Man kann die beiden Fälle deshalb miteinander vergleichen, weil beide Autoren geeichte Skandalauslöser sind. Houellebeque hat freilich das grössere Talent, mit provozierenden Erklärungen die Medien auf Trab zu bringen. Beigbeder warf im Protest die Tür der Werbeagentur hinter sich zu, für die er jahrelang Slogans ausheckte und macht nun in seinem Buch Front gegen Meinungsmanipulation durch Werbung. Die heutige Welt wird an der Nase herumgeführt, verkündet er: als eine Brandfackel hat er seinen Roman zur Aufklärung darüber ausersehen. Einen kurzen Augenblick lang schlug diese angriffige Stimme die Öffentlichkeit in Bann, dann versackte sie.

Auch Houellebeque ist ein Polemiker, der gegen die Welt von heute vom Leder zieht. Dazu hat er sich allerdings ein anderes Kampffeld ausgesucht: den Sex. So trägt sein zweites Buch, "Die Elementarteilchen" eine Klage über sexuelle Pauperisation vor, deren Anschauungsunterricht zwei Halbbrüder erteilen, die im Mittelpunkt stehen. Von ihnen hat der eine ein üppiges Sexleben und der andere nicht. Die Lösung findet der Zukurzgekommene durch die Entdeckung einer chemischen Verbindung, die Begierde in Wollust umzuwandeln versteht.

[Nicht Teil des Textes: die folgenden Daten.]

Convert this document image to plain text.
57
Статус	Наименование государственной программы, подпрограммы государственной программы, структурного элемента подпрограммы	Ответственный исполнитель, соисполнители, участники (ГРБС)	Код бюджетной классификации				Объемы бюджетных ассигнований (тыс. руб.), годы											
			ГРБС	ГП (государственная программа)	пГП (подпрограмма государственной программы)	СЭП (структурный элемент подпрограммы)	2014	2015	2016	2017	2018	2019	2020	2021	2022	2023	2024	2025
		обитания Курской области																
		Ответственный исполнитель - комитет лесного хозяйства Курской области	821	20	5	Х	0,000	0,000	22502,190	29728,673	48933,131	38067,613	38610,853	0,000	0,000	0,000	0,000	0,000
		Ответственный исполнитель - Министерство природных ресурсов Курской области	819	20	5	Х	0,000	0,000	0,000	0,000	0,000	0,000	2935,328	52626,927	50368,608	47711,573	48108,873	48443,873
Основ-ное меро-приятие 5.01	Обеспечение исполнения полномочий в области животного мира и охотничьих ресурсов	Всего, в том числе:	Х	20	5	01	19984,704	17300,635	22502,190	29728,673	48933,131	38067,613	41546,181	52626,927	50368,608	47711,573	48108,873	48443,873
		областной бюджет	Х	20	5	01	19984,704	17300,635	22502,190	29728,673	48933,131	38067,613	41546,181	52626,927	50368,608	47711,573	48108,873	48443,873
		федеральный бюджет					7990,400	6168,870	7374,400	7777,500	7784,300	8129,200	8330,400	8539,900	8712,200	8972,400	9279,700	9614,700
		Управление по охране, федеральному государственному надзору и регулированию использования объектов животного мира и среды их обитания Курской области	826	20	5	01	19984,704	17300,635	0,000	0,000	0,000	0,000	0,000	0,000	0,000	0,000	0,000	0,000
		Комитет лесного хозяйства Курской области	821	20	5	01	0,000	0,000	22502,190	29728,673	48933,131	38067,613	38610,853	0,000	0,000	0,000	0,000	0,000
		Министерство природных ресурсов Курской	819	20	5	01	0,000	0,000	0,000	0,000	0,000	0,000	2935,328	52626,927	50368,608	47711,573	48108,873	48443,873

Die "Plattform" nun handelt vom Sextourismus, den er brandmarkt und zugleich mit kruden Einzelheiten vorführt. Ein Thema getreu Houellebeques Devise "Sei widerlich, aber sei wahr". Zu den Rundumschlägen, von denen er nicht genug bekommen kann, gehört das Ankläffen des "Guide du routard", eines beliebten Reiseführers, der jungen Leuten praktische Tipps für ihre Reise gibt. Auf das Konto seiner Lust am Herunterreissen wird man auch das Interview in der Zeitschrift "Lire" buchen, in der er kürzlich vom Islam als der "dämlichsten Religion" sprach und behauptete, der Islam sei "eine gefährliche Religion und dies von allem Anfang an. Die Werte des Materialismus sind verachtenswert, aber immerhin weniger zerstörerisch und grausam als der Islam". Wohl erschreckt von dem Sturm in der Presse, den er auslöste, widerrief er am nächsten Tag und schwur, kein Rassist zu sein; der Alkohol habe bei diesen Worten aus ihm gesprochen.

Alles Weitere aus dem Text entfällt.